Specious Defense Of The Pension Contract

City Manager, Rick Cole, defends the contract amendment by saying that the payment by the employee  into the employers’ portion of the retirement, which is then sent to CALPERS, was a non-negotiable item with the VPOA and VPMA. He also said it would make no difference because the current officers would receive retirement benefits based upon their “highest level” of compensation. That statement is true for the current workforce but what he failed to address, nor was he questioned, was how this would have affected officers hired in the future.

While the City Council remains concerned about the long-term effect of taking more general funds for street lighting, they continue to ignore the paying of 9% higher retirement benefits, which also comes from general funds in the form of payments to CALPERS, for years into the future.

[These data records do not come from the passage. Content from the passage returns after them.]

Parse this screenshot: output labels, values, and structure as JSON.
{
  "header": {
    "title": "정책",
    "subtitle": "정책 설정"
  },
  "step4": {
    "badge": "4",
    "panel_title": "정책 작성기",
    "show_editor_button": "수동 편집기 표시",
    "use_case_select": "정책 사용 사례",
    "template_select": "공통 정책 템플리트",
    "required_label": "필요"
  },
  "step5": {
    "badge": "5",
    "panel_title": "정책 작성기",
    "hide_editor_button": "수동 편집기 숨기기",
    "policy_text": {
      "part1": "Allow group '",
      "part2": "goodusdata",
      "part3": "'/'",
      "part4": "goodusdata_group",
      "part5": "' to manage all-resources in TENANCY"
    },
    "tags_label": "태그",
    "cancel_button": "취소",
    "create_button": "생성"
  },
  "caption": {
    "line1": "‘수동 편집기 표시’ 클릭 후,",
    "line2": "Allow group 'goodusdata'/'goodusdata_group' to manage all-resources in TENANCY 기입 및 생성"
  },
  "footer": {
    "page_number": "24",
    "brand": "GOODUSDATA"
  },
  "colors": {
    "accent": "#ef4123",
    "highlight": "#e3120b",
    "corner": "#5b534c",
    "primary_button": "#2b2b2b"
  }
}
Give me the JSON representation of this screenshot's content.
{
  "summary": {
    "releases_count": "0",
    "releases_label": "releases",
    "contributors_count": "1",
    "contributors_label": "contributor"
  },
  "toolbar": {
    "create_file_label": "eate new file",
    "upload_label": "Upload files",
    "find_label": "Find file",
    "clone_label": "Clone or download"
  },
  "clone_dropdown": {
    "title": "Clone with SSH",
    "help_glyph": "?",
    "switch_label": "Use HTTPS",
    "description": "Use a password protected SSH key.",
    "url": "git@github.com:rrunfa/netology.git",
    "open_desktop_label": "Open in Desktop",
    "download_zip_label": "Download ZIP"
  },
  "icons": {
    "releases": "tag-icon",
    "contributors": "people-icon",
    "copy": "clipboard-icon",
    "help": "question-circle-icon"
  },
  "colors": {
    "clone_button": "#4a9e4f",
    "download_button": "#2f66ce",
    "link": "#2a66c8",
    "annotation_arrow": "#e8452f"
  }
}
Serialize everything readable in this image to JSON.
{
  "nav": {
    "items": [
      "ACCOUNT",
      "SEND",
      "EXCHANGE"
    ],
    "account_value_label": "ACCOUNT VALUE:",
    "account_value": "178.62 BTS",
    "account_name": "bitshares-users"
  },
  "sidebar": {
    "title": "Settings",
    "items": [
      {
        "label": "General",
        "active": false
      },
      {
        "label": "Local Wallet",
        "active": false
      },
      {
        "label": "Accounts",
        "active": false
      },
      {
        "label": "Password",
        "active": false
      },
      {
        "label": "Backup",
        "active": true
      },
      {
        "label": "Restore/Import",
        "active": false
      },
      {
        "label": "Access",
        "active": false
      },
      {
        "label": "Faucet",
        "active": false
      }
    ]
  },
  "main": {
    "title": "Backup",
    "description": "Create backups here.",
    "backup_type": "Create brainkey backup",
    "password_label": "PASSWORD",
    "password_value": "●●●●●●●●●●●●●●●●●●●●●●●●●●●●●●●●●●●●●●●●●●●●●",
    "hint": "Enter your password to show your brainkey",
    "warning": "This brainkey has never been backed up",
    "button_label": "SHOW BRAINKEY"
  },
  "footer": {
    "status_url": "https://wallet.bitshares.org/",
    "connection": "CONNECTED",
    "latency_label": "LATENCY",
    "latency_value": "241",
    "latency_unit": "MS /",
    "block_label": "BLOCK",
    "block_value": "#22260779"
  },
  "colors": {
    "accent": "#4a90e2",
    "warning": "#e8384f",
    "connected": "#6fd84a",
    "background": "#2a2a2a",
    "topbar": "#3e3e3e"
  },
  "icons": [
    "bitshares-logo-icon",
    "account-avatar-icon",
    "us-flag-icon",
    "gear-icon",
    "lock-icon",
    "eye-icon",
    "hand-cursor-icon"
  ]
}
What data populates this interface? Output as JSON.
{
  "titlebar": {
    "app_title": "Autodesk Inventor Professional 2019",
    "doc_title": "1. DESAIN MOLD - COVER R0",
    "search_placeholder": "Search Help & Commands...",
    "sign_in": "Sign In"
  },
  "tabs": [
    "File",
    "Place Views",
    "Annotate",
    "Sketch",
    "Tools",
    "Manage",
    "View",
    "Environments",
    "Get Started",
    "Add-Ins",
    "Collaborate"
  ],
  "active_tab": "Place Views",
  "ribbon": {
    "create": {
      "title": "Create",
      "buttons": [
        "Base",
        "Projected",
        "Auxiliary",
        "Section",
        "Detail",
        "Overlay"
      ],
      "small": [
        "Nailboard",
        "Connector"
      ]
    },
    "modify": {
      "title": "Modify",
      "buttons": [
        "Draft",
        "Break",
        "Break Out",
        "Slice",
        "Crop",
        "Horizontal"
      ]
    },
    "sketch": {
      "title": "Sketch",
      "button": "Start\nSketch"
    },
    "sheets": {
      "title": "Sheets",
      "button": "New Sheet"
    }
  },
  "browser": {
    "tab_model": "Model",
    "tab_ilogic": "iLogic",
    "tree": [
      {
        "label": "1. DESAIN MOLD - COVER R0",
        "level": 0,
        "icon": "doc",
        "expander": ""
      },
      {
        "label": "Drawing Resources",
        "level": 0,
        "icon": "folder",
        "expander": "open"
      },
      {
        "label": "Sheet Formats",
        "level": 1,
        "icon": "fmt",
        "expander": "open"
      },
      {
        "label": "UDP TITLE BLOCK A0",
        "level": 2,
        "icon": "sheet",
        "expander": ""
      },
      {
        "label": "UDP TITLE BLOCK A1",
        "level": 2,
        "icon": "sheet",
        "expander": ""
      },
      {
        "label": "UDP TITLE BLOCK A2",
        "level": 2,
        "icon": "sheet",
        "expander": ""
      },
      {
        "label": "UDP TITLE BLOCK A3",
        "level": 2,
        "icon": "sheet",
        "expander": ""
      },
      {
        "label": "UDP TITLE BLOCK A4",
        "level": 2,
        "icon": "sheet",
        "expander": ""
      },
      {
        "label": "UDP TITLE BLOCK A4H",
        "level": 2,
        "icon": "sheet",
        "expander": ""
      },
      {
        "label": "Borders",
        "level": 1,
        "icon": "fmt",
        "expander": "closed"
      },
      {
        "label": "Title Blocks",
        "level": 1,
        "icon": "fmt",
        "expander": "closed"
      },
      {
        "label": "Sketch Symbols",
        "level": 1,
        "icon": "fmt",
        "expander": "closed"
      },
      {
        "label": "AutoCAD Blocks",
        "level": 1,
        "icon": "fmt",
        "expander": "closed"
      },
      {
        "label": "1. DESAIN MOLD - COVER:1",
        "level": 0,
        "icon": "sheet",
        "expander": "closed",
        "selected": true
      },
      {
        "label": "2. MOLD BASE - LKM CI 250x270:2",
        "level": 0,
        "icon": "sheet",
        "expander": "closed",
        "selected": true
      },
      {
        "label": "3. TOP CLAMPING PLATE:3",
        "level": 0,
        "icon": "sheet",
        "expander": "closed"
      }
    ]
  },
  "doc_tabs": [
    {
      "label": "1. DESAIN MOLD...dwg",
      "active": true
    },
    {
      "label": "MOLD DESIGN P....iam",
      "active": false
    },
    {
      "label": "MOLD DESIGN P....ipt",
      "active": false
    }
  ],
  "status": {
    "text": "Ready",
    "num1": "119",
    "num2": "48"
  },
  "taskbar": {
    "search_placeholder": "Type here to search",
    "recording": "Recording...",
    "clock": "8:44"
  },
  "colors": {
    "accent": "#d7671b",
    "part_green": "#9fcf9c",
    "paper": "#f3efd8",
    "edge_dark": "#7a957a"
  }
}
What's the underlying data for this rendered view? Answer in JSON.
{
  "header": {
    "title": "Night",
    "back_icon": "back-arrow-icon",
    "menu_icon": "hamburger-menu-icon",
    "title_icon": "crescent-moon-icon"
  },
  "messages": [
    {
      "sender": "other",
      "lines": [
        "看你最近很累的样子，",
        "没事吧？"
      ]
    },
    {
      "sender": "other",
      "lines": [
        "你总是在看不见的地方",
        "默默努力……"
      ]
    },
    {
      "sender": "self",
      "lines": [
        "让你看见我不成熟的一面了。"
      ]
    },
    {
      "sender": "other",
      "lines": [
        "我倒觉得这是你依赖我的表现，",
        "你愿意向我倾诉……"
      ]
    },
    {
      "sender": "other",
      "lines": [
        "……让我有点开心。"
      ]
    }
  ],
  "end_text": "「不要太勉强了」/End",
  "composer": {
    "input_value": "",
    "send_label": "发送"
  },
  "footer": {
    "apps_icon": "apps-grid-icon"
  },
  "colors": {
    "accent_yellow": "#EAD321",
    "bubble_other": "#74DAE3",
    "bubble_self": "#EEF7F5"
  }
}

We can thank soon up for re-election Mayor Bill Fulton and Councilmember Carl Morehouse for this gracious contract approval.

EDITORS COMMENT

 If the City Manger concedes that this 4 ½% contribution, paid  through the employer’s contribution to CALPERS,  was not negotiable with the police officer unions (his words not ours), then what about the taxpayer’s non-negotiable rights not to overpay and provide lavish retirement benefits to these public servants?  Who then is protecting the interests of the taxpayer in this City when sitting at the negotiating table?  Better to reach impasse and let these folks scramble for a new job then render the community hostage to the potential of bankruptcy.  This unfunded obligation can and should be laid squarely at the feet of the council members who voted for this amendment; but, of course when it comes time to pay the bill they will be over the hill and the taxpayer will get the bill.